Ann Arbor (Informed Comment) – Sea level rise over the next 80 years may have been underestimated by the conservative Intergovernmental Panel on Climate Change (IPCC), according Scientists Jonathan L. Bamber, Michael Oppenheimer, Robert E. Kopp, Willy P. Aspinall, and Roger M. Cooke writing in the Proceedings of the National Academy of Science.
The IPCC had said that the seas would likely rise about a meter (yard) or perhaps 4 feet by 2100. The new study says that if humanity doesn’t take the climate catastrophe any more seriously than it is right now, it isn’t just the Greenland ice sheet that will be in trouble but also those of the Arctic and Antarctica. And if you add in all that melted ice that will plop into the ocean, sea levels could go up by 6 to 6.5 feet by the end of this century. Scientiests have also gotten better at measuring ice sheet loss.
Many major ports and coastal cities would be massively endangered by that kind of sea level rise. Shanghai, one of the world’s major container ports that may have provided you with your smart phone, could see 17 million people displaced. Miami, New Orleans, New York and many other US ports are now considered to be endangered.

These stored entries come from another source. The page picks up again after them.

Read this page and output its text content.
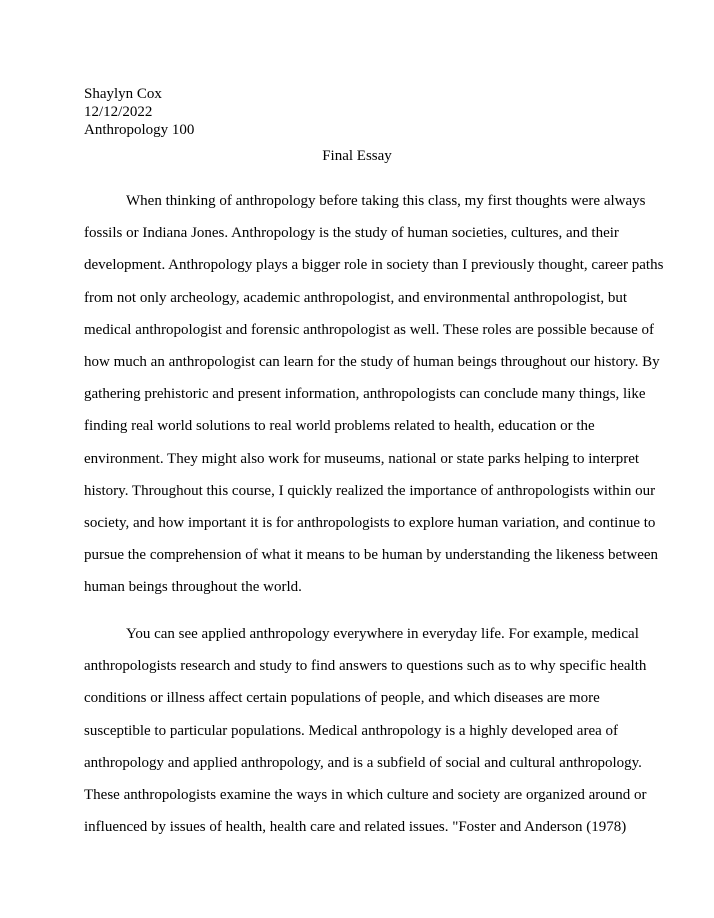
Shaylyn Cox
12/12/2022
Anthropology 100
Final Essay
When thinking of anthropology before taking this class, my first thoughts were always
fossils or Indiana Jones. Anthropology is the study of human societies, cultures, and their
development. Anthropology plays a bigger role in society than I previously thought, career paths
from not only archeology, academic anthropologist, and environmental anthropologist, but
medical anthropologist and forensic anthropologist as well. These roles are possible because of
how much an anthropologist can learn for the study of human beings throughout our history. By
gathering prehistoric and present information, anthropologists can conclude many things, like
finding real world solutions to real world problems related to health, education or the
environment. They might also work for museums, national or state parks helping to interpret
history. Throughout this course, I quickly realized the importance of anthropologists within our
society, and how important it is for anthropologists to explore human variation, and continue to
pursue the comprehension of what it means to be human by understanding the likeness between
human beings throughout the world.
You can see applied anthropology everywhere in everyday life. For example, medical
anthropologists research and study to find answers to questions such as to why specific health
conditions or illness affect certain populations of people, and which diseases are more
susceptible to particular populations. Medical anthropology is a highly developed area of
anthropology and applied anthropology, and is a subfield of social and cultural anthropology.
These anthropologists examine the ways in which culture and society are organized around or
influenced by issues of health, health care and related issues. "Foster and Anderson (1978)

It should also be remembered that the new estimate of 6 feet of sea level rise is a global average. The oceans are uneven and in some places are already 4 feet higher than in others. And, there are storm surges. If you have a 6 feet rise and then have a storm surge on top of that, the impact would be dramatic. Manhattan suffered significant flooding because a storm surge hit that was 14 feet high, and the storm wall was 12 feet.